Estoy trabajando ahora con mis alumnos alumnas el arte del Renacimiento y he recordado la historia que a mí me contaron en el bachillerato sobre cómo ganó el insigne Migue Ángel ser el pintor de la Capilla Sixtina, he aquí la leyenda -que creo haber oído de otros artistas-:
"Cuenta la historia que el grandísimo Miguel Ángel realizó una hazaña increíble. En 1508, el Papa Julio II estaba buscando un artista que pintara el techo de la Capilla Sixtina, y como era muy conocido por su época, el Papa le pidió a Miguel Ángel que demostrara de alguna forma su talento.

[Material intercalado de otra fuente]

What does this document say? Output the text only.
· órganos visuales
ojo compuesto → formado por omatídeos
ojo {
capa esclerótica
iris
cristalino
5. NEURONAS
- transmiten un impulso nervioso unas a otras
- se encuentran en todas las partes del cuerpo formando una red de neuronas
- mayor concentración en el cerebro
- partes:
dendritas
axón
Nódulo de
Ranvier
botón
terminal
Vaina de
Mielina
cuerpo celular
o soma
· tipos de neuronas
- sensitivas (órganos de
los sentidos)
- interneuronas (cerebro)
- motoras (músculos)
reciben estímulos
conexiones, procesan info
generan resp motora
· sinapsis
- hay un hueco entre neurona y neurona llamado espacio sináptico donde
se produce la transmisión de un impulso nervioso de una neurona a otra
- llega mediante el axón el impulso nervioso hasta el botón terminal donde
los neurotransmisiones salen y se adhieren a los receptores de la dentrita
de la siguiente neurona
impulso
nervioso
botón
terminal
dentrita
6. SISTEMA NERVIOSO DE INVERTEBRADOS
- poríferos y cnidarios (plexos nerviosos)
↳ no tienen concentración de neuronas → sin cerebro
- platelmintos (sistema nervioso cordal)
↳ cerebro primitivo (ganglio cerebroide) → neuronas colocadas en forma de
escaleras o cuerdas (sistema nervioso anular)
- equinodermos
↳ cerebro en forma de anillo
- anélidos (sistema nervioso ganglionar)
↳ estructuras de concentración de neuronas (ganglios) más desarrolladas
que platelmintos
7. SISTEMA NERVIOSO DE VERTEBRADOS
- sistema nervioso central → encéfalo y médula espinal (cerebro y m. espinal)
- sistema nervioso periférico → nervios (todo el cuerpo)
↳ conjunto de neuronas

No se le ocurrió otra cosa al artista que dibujarle un circulo perfecto
realizado a mano. El Papa se quedó tan asombrado que, obviamente, dejó
que Miguel Ángel pintara la Capilla, de la que como todos sabemos, hizo
unos frescos impresionantes".
El arte de realizar un círculo perfecto a mano alzada, sin ningún
tipo de instrumentos o compás, es un don que muy poca gente tiene, pero
no por ello deja de existir una competición mundial, de la que es
ganador Alexander Overwijk, que puede dibujar un círculo de 1 metro de diámetro a mano alzada en menos de un segundo.
(NOTA: A mí, no es por nada, en la pizarra me salen casi perfectos, el alumnado se queda boquiabierto, sólo es cuestión de estirar bien el brazo).
En la imagen, "La creación de Adán".